As of the census of 2000, there were 498 people, 176 households, and 124 families living in the town. The population density was 671.8 PD/sqmi. There were 196 housing units at an average density of 264.4 /sqmi. The racial makeup of the town was 79.32% African American, 19.88% White, 0.20% Asian, 0.40% Pacific Islander, and 0.20% from two or more races. Hispanic or Latino of any race were 0.80% of the population.

There were 176 households, out of which 39.8% had children under the age of 18 living with them, 34.7% were married couples living together, 30.7% had a female householder with no husband present, and 29.0% were non-families. 27.3% of all households were made up of individuals, and 12.5% had someone living alone who was 65 years of age or older. The average household size was 2.83 and the average family size was 3.50.

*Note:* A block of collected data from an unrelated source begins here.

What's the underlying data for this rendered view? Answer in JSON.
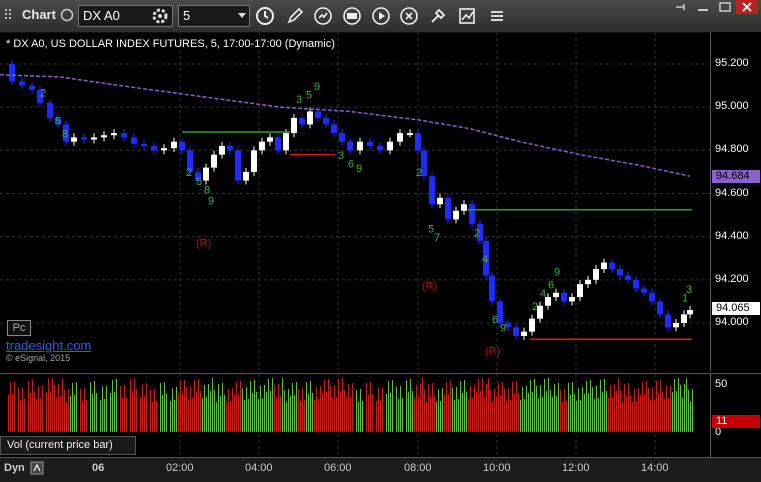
{
  "toolbar": {
    "title": "Chart",
    "symbol": "DX A0",
    "interval": "5",
    "icons": [
      "clock-icon",
      "pencil-icon",
      "refresh-icon",
      "report-icon",
      "play-icon",
      "close-circle-icon",
      "tools-icon",
      "chart-type-icon",
      "menu-icon"
    ]
  },
  "chart": {
    "study_title": "* DX A0, US DOLLAR INDEX FUTURES, 5, 17:00-17:00 (Dynamic)",
    "pc_label": "Pc",
    "watermark": "tradesight.com",
    "copyright": "© eSignal, 2015",
    "price_ticks": [
      "95.200",
      "95.000",
      "94.800",
      "94.600",
      "94.400",
      "94.200",
      "94.000"
    ],
    "current_tag": "94.065",
    "ma_tag": "94.684",
    "reversal_markers": [
      "(R)",
      "(R)",
      "(R)"
    ],
    "colors": {
      "up": "#ffffff",
      "down": "#1f2bff",
      "ma": "#8a5fd0",
      "resistance": "#27a02a",
      "support": "#e01818",
      "count": "#3fb33f",
      "reversal": "#b01414"
    }
  },
  "volume": {
    "label": "Vol (current price bar)",
    "ticks": [
      "50",
      "0"
    ],
    "current_tag": "11"
  },
  "time_axis": {
    "mode": "Dyn",
    "labels": [
      "06",
      "02:00",
      "04:00",
      "06:00",
      "08:00",
      "10:00",
      "12:00",
      "14:00"
    ]
  }
}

In the town, the population was spread out, with 33.7% under the age of 18, 10.4% from 18 to 24, 27.5% from 25 to 44, 18.1% from 45 to 64, and 10.2% who were 65 years of age or older. The median age was 28 years. For every 100 females, there were 86.5 males. For every 100 females age 18 and over, there were 83.3 males.

The median income for a household in the town was $18,438, and the median income for a family was $21,429. Males had a median income of $20,000 versus $13,750 for females. The per capita income for the town was $8,716. About 42.2% of families and 43.0% of the population were below the poverty line, including 60.0% of those under age 18 and 13.0% of those age 65 or over.

Historical population
| Census | Pop. | Note | %± |
| 1880 | 150 |  | — |
| 1890 | 313 |  | 108.7% |
| 1900 | 343 |  | 9.6% |
| 1910 | 535 |  | 56.0% |
| 1920 | 583 |  | 9.0% |
| 1930 | 612 |  | 5.0% |
| 1940 | 521 |  | −14.9% |
| 1950 | 594 |  | 14.0% |
| 1960 | 469 |  | −21.0% |
| 1970 | 444 |  | −5.3% |
| 1980 | 526 |  | 18.5% |
| 1990 | 484 |  | −8.0% |
| 2000 | 498 |  | 2.9% |
| 2010 | 440 |  | −11.6% |
| 2020 | 304 |  | −30.9% |
U.S. Decennial Census

==Education==
Artesia is served by the Lowndes County School District.

East Mississippi Community College is the designated community college for Lowndes County.